Standard & Poor's keeps negative outlook for North Carolina, despite deficit moves.

ATLANTA -- Despite North Carolina's recently enacted fiscal 1992 budget, which was designed to cover a deficit that had been estimated at $1.2 billion, Standard & Poor's Corp. last week said it is maintaining its "negative" outlook on the state's AAA-rated general obligation debt.

"We are still not entirely convinced that the state has worked out a long-term solution to its fiscal problems," William Chew, a Standard & Poor's senior vice president, said Friday. "What we have seen so far are basically interim measures."

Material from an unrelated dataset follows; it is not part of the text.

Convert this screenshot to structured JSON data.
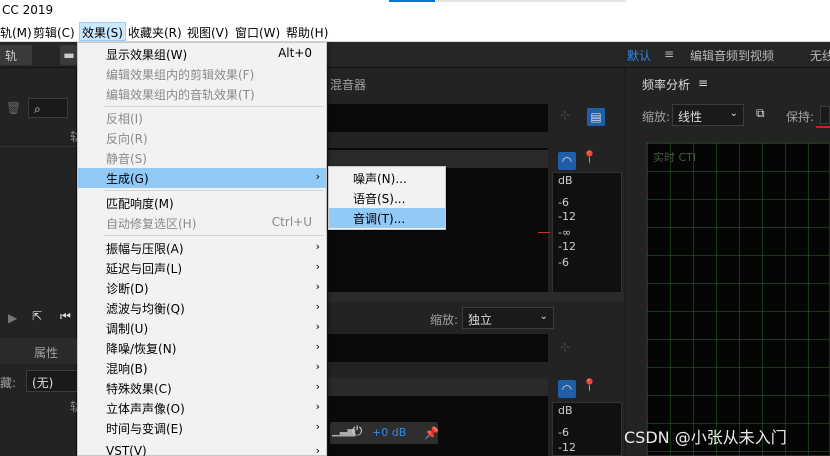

Mr. Chew said the agency was particularly concerned that North Carolina's budgetary problems have hurt initiatives to improve education, roads, and economic development begun in the late 1980s. Those initiatives, he said, have tended to depend on the growth of existing revenues rather than new enhancements.

He pointed out that to balance its books in fiscal 1992, which began July 1, the General Assembly opted to reduce aid to local governments and cut capital spending.

On the other hand, Mr. Chew said, the credit rating of North Carolina's GO debt continues to benefit from the relatively low volume of such borrowings.

"With less than $500 million in GOs outstanding, the state is in a better position than many others that have comparable budget problems, but much larger debt burdens," he said. "This low level of bonds outstanding gives North Carolina the flexibility pay for capital programs through bond issues should it want to do so."

Last month, after six months of squabbling, North Carolina lawmakers settled on a $7.8 billion 1992 budget that imposed $657 million in tax increases and $653 million in reduced funding for existing programs.

At the center of the budget is a one-cent increase in North Carolina's sales tax to 6%, to raise $450 million annually. The budget cuts will eliminate about 3,000 state jobs and include substantial reductions in the state's overall spending for education, which currently accounts for about two-thirds of North Carolina's outlays.

In a written analysis released last week elaborating its position on North Carolina, Standard & Poor's praised the state's legislature for "creating additional revenues and holding the line on expenditures." But the report also noted the legislative action carries the "cost of reduced financial flexibility to meet further unforeseen budget problems and the deceleration of many program implementations."

According to Standard & Poor's, the state's "recurrent fiscal strain has called into question the clarity of [its] long-range vision and commitment to maintaining the economic momentum achieved throughout the 1980s."

"As more definitive financial information becomes available, S&P will reassess the state's rating" the report continued. "However, if a rating action were to occur, North Carolina's rating would not fall below the double-A category. A downgrade would be taken if persistent financial difficulties result in the further curtailment of the central programs and the the loss of the state's ability to sustain its long-range directives."

Moody's Investor Service also rates North Carolina's debt at triple-A.